There are certain simple one dimensional problems where the equatin of motion can always be solve,d or at least reduced to the problem of doing an integral. One of these is the motion of a done dimensional particle subject to a force that depends on only the velocity v, that is F=F(v). Write down N2L and separate the variables by rewriting it as mdv/F(v) = dt. Now integrate both sides of this equation and show that

t = m... (we did this)

Provided you can do the integral, this gives t as a function of v. You can also solves to give v as a function of t. Use this method to solve the special case that F(v) = Fo, a constant, and comment on your result.

 

[learningphysics]

K the whole question is this:

There are certain simple one dimensional problems where the equatin of motion can always be solve,d or at least reduced to the problem of doing an integral. One of these is the motion of a done dimensional particle subject to a force that depends on only the velocity v, that is F=F(v). Write down N2L and separate the variables by rewriting it as mdv/F(v) = dt. Now integrate both sides of this equation and show that

t = m... (we did this)

Provided you can do the integral, this gives t as a function of v. You can also solves to give v as a function of t. Use this method to solve the special case that F(v) = Fo, a constant, and comment on your result.

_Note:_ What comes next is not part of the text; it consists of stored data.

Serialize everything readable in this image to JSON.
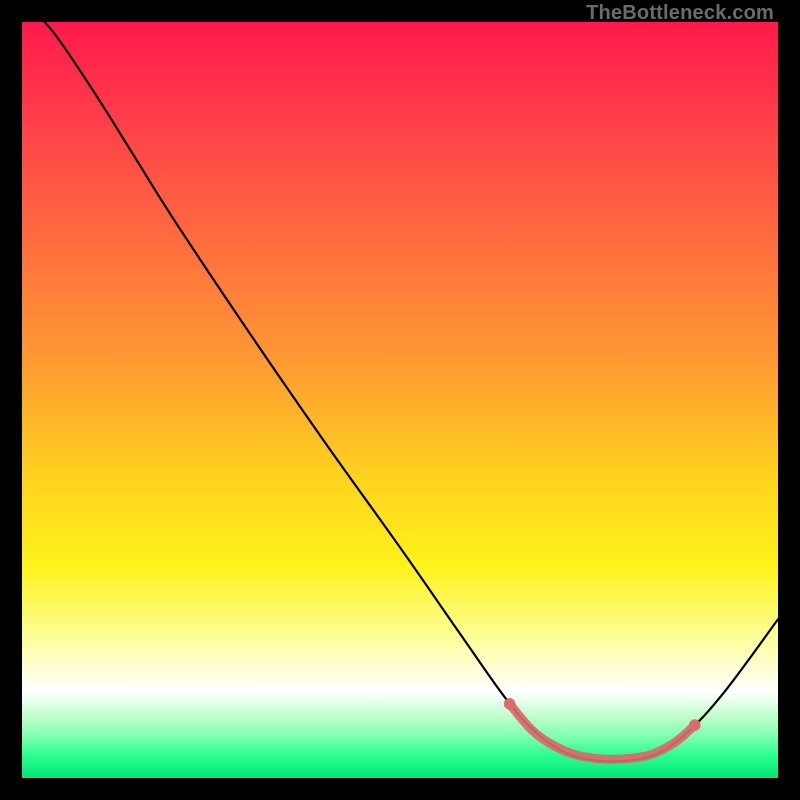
{
  "watermark": "TheBottleneck.com",
  "chart_data": {
    "type": "line",
    "title": "",
    "xlabel": "",
    "ylabel": "",
    "xlim": [
      0,
      100
    ],
    "ylim": [
      0,
      100
    ],
    "grid": false,
    "legend": false,
    "background_gradient_stops": [
      {
        "offset": 0.0,
        "color": "#ff1a4b"
      },
      {
        "offset": 0.12,
        "color": "#ff3b4a"
      },
      {
        "offset": 0.28,
        "color": "#ff6a3f"
      },
      {
        "offset": 0.45,
        "color": "#ff9a33"
      },
      {
        "offset": 0.6,
        "color": "#ffd21f"
      },
      {
        "offset": 0.72,
        "color": "#fff31a"
      },
      {
        "offset": 0.82,
        "color": "#fdffa0"
      },
      {
        "offset": 0.885,
        "color": "#ffffff"
      },
      {
        "offset": 0.915,
        "color": "#c7ffd0"
      },
      {
        "offset": 0.945,
        "color": "#7fffb0"
      },
      {
        "offset": 0.97,
        "color": "#2bff8f"
      },
      {
        "offset": 1.0,
        "color": "#00e676"
      }
    ],
    "series": [
      {
        "name": "bottleneck-curve",
        "stroke": "#000000",
        "stroke_width": 2.2,
        "points": [
          {
            "x": 3.0,
            "y": 100.0
          },
          {
            "x": 5.0,
            "y": 97.5
          },
          {
            "x": 10.0,
            "y": 90.0
          },
          {
            "x": 15.0,
            "y": 82.0
          },
          {
            "x": 20.0,
            "y": 74.0
          },
          {
            "x": 30.0,
            "y": 59.0
          },
          {
            "x": 40.0,
            "y": 44.5
          },
          {
            "x": 50.0,
            "y": 30.5
          },
          {
            "x": 58.0,
            "y": 19.0
          },
          {
            "x": 64.0,
            "y": 10.5
          },
          {
            "x": 68.0,
            "y": 6.0
          },
          {
            "x": 72.0,
            "y": 3.3
          },
          {
            "x": 76.0,
            "y": 2.3
          },
          {
            "x": 80.0,
            "y": 2.3
          },
          {
            "x": 84.0,
            "y": 3.2
          },
          {
            "x": 88.0,
            "y": 6.0
          },
          {
            "x": 93.0,
            "y": 11.5
          },
          {
            "x": 100.0,
            "y": 21.0
          }
        ]
      },
      {
        "name": "optimal-range-highlight",
        "stroke": "#d86a6a",
        "stroke_width": 9,
        "linecap": "round",
        "points": [
          {
            "x": 64.5,
            "y": 9.8
          },
          {
            "x": 67.5,
            "y": 6.3
          },
          {
            "x": 70.5,
            "y": 4.2
          },
          {
            "x": 73.5,
            "y": 3.0
          },
          {
            "x": 77.0,
            "y": 2.5
          },
          {
            "x": 80.5,
            "y": 2.6
          },
          {
            "x": 83.5,
            "y": 3.2
          },
          {
            "x": 86.5,
            "y": 4.8
          },
          {
            "x": 89.0,
            "y": 7.0
          }
        ]
      }
    ]
  }
}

Yes, just plug in Fo into the integral, instead of F(v)... and then solve the integral... since Fo is a constant, it just comes out of the integral... leaving dv inside

 

[Oblio]

so just solve for the integral of dv?

 

[learningphysics]

so just solve for the integral of dv?

yes.

 

[Oblio]

... integral of dv = v?

 

[learningphysics]

... integral of dv = v?

You should use limits in your integral ie $$\int_{v_0}^{v_f}dv = v_f-v_0$$

 

[Oblio]

velocity is constant, is my vo = v or 0?

 

[learningphysics]

velocity is constant, is my vo = v or 0?

why do you say velocity is constant?

 

[Oblio]

doesn't fo = fv?

 

[learningphysics]

doesn't fo = fv?

force is constant. not velocity.

 

[Oblio]

So, I'm unable to take it past vf-vo?

 

[learningphysics]

So, I'm unable to take it past vf-vo?

You should be using this:

$$t = m \int_{v0}^{vf}}\frac{dv}{F(v)}$$

What does the right hand side come out to? What do you get when you solve for vf?

 

[Oblio]

I thought we subbed F(v) out of the integral?

 

[learningphysics]

I thought we subbed F(v) out of the integral?

Yes. what do you get when you do that?

 

[Oblio]

t =mF(v) $$\int$$$$^{v}_{vo}$$ dv

 

[learningphysics]

t =mF(v) $$\int$$$$^{v}_{vo}$$ dv

before you take out F(v), you should replace it with Fo... so what do you get when you solve for v?

 

[Oblio]

t= mF(o) $$\int$$$$^{v}_{vo}$$ dv

t= mF(o) (v-vo)

solve for v from here?

 

[learningphysics]

t= mF(o) $$\int$$$$^{v}_{vo}$$ dv

t= mF(o) (v-vo)

solve for v from here?

Yes, one thing though, it should be m/Fo because the F(v) was in the denominator not the numerator.